Mexia Alves, por vezes a minha companheira vem ver o que "faço" no PC "a estas horas" e volta e meia diz-me: outra vez a chorar!!
Porra, digo eu, é da luz do computador, tenho que diminuir o brilho...
Ela não acredita.
Que lhe vou dizer agora se aparecer por aí?
A tua TI Pedrosa foi recordada. Valeram a pena os 20 mil Reis que te enviou.
Um abraço Jorge F´lix

António Matos disse...

Caro Mexia Alves, ele há coisas engraçadas !
Acabei de mandar um post para publicação após o que vim ao blog.
Vejo este teu texto ( de temática semelhante ), soberbo e pleno de sentimento e apresso-me a cumprimentar-te.
Fiquei a gostar da Ti Pedrosa e recomenda-me "quando falares com ela", ok ?
Um grande abraço,
António Matos

Anónimo disse...

Joaquim!
Toma cuidado, a máquina já não "ausguenta".
Quantas "Ti Pedrosas" choraram pelos seus meninos? Sim!... porque para essas maravilhosas mulheres. Mesmo de barba branca, esses homens eram sempre os seus meninos, pulsar do seu coração.Leio as palavras do Luis:
Junto as palavras do Torcato aos tiros do Vasco da Gama e como Madalenas já somos dois com a cara molhada e a pinga a cair do nariz.

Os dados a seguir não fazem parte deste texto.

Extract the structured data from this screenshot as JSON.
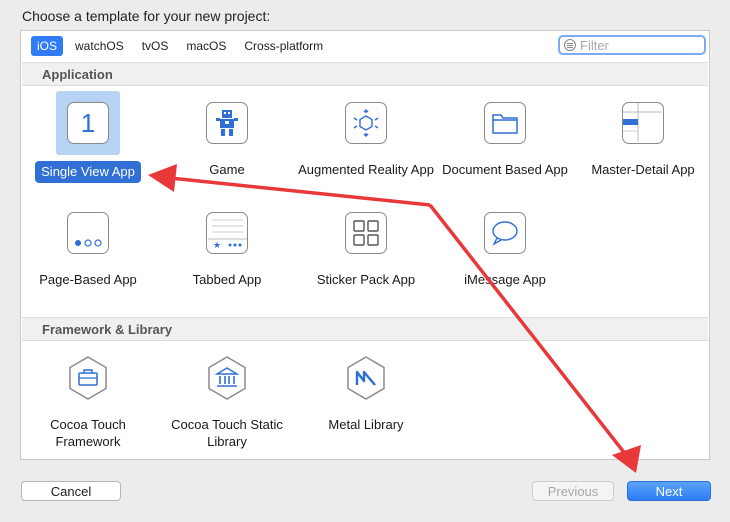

Dorme!... Dorme sossegado menino da "Ti Pedrosa" porque ela estará de certeza num local que ainda zela por ti.

O velho e forte abraço como o tamanho do Cumbijã!

Mário Fitas

Anónimo disse...

Grande Homem,Grande Coração!

Para ti aquele Abraço!

Mas também para a tua Ti Pedrosa e para todas que cá nos acompanharam lá e já partiram.

Devem estar a preparar o nosso último Abrigo.

Até dia 20.

Jorge Cabral

Anónimo disse...

Lindo!
J.D.

Anónimo disse...

Meus amigos!

Volta, não volta, venho dar uma volta pelo Blogue.
Como se faz com a Bíblia, escolho, muitas vezes ao calha um poste e leio, como desta vez, um trabalho do amigo Mexia Alves, anterior à minha entrada na Tabanca, que se anunciava pleno de emoção.
Amigos,garanto-vos que é um prazer, ler tanto os que escrevem, como os que comentam!
Os vossos sentimentos, são a garantia de que para além de homens da guerra, são a cima de tudo os meninos da Ti PEDROSA, emotivos e sensibilizados por gestos tão puros e sentidos como os daquela Sra., que protegia e continua a proteger os seus Meninos.
Homens bons, capazes de reconhecerem o sofrimento dos que ficaram esperando o vosso regresso.

Um abraço fraterno para todos. (Editor, autor e comentadores, e todos os que foram motivo de preocupação e saudade).